Two days ago, officials of the European Commission (EC), the executive arm of the European Union, raided the offices of Royal Dutch Shell PLC (NYSE: RDS-A), BP PLC (NYSE: BP), Statoil ASA (NYSE: STO),and energy pricing agency Platts, owned by McGraw-Hill Financial Inc. (NYSE: MHFI), to collect information related to charges of crude oil price-fixing in European market. Italian oil major Eni SpA (NYSE: E) also was asked to provide information but apparently was not included in the raids.
Today Finland’s Neste Oil Oyj, the country’s only refiner, also was asked to provide information to the investigators.
At issue is the manner in which oil prices are reported to Platts and the way Platts then calculates the spot price of crude. The process is very similar to the way that Libor rates were generated: oil traders report price data on physical transactions to Platts, from which the pricing energy whips up a spot price. As with Libor rate setting, reporting is voluntary and it is easy for traders to hide the actual prices paid for crude. Platts could reject a price that it believes is false.
This is a big deal because the crude market trades about $3.4 trillion in oil every year. The companies that already have been asked for information are likely just the tip of the iceberg. Every oil market participant deals with every other participant, and it is very likely to lead to a much wider investigation as the EC trolls through the documents it has gathered already.

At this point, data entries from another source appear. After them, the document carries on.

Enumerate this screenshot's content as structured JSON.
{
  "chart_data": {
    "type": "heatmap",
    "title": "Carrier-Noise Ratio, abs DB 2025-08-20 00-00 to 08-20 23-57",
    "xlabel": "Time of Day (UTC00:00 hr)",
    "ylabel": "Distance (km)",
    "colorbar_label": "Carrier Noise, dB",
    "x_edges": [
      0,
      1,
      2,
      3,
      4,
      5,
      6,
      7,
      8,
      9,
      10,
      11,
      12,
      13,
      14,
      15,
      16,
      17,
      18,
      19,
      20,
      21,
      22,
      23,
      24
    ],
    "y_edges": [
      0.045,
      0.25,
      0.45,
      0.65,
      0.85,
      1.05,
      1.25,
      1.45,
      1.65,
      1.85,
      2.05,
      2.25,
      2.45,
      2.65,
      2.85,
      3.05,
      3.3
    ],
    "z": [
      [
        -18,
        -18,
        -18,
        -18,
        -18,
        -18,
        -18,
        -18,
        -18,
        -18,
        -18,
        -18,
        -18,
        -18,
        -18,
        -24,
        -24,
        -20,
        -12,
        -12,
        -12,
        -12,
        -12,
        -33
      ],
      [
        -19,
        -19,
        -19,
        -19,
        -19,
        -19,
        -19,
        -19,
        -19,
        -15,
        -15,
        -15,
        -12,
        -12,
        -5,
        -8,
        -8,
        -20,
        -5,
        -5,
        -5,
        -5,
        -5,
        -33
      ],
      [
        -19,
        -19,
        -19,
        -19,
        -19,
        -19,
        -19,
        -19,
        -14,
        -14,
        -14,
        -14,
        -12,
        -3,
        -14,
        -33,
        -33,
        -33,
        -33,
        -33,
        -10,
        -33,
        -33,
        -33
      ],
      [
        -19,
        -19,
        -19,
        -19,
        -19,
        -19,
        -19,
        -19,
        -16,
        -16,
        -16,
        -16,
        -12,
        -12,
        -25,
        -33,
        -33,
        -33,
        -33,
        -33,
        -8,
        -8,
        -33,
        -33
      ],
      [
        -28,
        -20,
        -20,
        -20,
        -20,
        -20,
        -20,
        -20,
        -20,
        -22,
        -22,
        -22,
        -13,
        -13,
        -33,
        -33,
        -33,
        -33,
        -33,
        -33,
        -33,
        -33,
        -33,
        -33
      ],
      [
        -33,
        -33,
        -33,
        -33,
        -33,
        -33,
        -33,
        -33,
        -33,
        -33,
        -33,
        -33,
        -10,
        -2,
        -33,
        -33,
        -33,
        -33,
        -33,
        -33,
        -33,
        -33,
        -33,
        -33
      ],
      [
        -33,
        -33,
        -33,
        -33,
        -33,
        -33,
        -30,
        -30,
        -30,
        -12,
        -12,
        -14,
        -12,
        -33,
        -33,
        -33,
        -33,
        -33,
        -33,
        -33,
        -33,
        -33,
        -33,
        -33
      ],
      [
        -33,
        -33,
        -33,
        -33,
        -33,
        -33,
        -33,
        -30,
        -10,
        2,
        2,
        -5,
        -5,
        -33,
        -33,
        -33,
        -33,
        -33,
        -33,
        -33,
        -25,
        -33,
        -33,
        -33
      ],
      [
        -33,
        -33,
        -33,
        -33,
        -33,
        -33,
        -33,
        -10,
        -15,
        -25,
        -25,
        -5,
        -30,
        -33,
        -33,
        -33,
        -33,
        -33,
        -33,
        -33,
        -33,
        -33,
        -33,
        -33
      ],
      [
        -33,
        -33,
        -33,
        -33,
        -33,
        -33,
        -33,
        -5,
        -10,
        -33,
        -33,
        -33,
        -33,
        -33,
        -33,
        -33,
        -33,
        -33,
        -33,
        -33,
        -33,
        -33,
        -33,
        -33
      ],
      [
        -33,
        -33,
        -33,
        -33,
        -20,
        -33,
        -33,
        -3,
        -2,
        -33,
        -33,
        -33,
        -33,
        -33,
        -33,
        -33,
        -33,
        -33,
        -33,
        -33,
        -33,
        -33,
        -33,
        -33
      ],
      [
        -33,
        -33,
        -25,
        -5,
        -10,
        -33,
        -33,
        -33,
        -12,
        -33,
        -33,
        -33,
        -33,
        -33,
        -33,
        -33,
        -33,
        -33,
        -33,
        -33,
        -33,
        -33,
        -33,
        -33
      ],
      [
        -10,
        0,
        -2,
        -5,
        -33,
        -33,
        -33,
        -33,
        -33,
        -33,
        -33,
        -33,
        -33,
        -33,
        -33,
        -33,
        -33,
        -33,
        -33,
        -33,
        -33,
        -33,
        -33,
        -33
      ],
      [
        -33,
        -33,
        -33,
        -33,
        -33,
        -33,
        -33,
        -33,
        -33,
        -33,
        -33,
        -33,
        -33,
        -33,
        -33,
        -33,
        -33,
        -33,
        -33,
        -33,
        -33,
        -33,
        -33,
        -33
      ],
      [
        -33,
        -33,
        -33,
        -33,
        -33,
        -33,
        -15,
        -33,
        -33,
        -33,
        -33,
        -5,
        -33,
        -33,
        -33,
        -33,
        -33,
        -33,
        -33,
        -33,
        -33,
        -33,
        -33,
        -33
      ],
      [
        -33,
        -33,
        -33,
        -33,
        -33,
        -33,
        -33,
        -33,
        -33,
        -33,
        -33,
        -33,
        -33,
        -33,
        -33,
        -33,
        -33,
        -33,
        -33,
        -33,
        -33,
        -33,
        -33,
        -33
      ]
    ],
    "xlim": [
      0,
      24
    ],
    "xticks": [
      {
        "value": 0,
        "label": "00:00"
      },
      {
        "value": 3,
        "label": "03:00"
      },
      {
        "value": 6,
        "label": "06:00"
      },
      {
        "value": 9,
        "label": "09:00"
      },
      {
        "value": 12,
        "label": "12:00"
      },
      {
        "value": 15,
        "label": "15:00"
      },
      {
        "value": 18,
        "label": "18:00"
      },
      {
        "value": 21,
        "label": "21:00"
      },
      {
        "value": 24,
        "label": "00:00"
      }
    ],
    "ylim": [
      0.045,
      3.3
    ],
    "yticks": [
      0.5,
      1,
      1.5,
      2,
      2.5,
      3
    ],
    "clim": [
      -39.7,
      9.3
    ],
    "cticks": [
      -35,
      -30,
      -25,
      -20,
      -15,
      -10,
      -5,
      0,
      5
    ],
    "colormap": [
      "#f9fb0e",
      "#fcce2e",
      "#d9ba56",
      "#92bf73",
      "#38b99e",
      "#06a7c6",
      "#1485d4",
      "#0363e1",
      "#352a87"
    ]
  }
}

The lack of transparency in setting the spot price of crude could be repaired by requiring traders to report actual transaction data in the same way equities traders now do. Oil traders have resisted any such effort in the past, most recently last September.
But this latest probe, because it seeks information from more companies, could stiffen the spines of regulators that have been reluctant to face down the big oil traders.